For a Kshs 20,000 device, it does the job well enough, and you will have to spend considerably more if you want better camera performance, leaving the middle-range category into flagship territory.

The selfie camera on the other hand does not fare well compared to the main rear camera. It also takes better shots during daytime with sufficient lighting, however, there is a lot of smoothing which is something some people like, while I tend to find it distracting as some details on my face are lost.

For expert photographers, there is also a Pro mode that offers more control in terms of shutter speed, lens type, ISO control, etc. You can mess with these settings to see whether you can come up with better photos than what stock settings offer, but I stuck to the tried and tested normal mode, which I am most comfortable with.

The device comes with a generous 5,000 mAh battery. To quickly fill it up, it is bundled with a 33 W fast charging adapter that takes the device from 0% to 100% in slightly less than an hour.

On normal days when I use it for basic day-to-day activities like picking calls, normal texting, and a bit of Facebook, Instagram, WhatsApp, and Reddit I am always left with around 60% of charge at the end of the day. The Redmi Note 11 easily supports two full days of normal usage on a single charge.

Take it through the paces of intensive usage, including back-to-back movies and a two-hour gaming session, and you will still be left with around 30% charge at the end of the day. The huge battery pack just keeps going, which I am more than happy for, as day-long power outages are quite common in Kenya.

For what is a middle-range phone in the lower spectrum of the category, the Redmi Note 11 punches above its weight, offering premium features like the AMOLED screen, 90 Hz refresh rate, and 33 W fast charging, rivaling some flagships from other manufacturers.

Its design, while not particularly breaking from the tried and tested method present in the Redmi Note 10, feels good and solid in the hand compared to the cheap feeling that you get on other devices in this price bracket.

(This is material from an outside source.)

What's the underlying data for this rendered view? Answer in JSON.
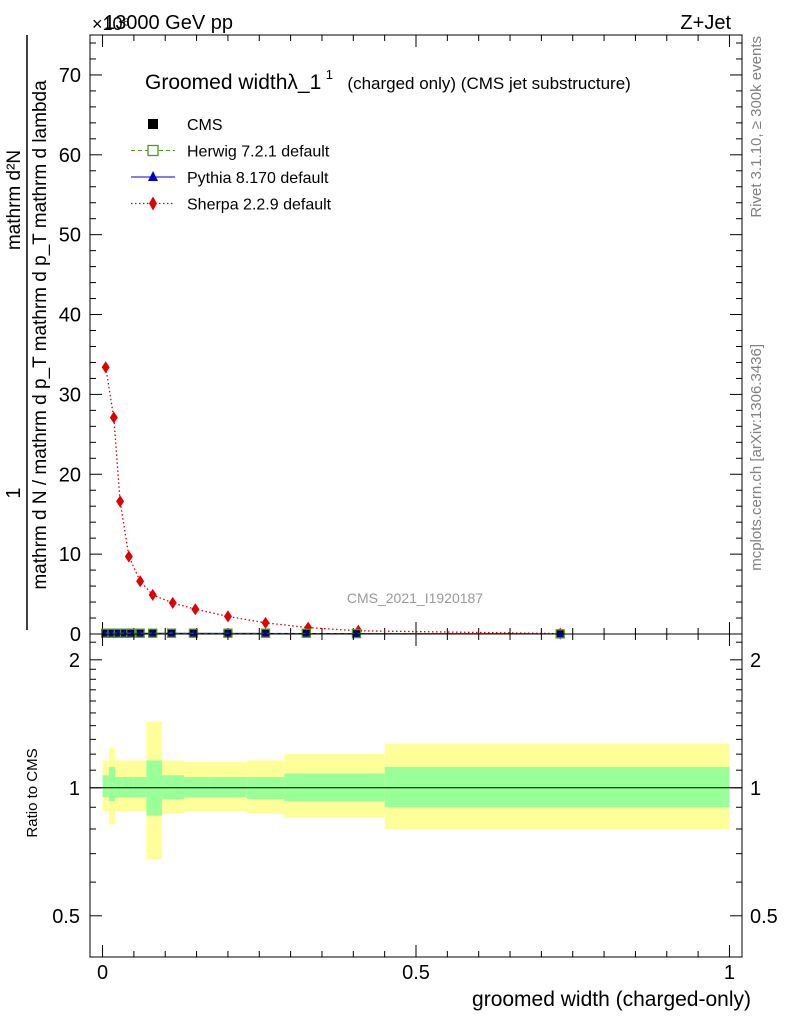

However, the Redmi Note 11 could do with better performance in intensive modern games, while also the camera struggles in low light situations. This is where if you have a little more to spend, you can stretch your budget to the Redmi Note 11 Pro, which addresses these issues.

At the end of the day, what the Redmi Note 11 offers is very hard to beat at the same price range. For a middle-range device, it ticks more than enough boxes for it to be a must-buy in my eyes.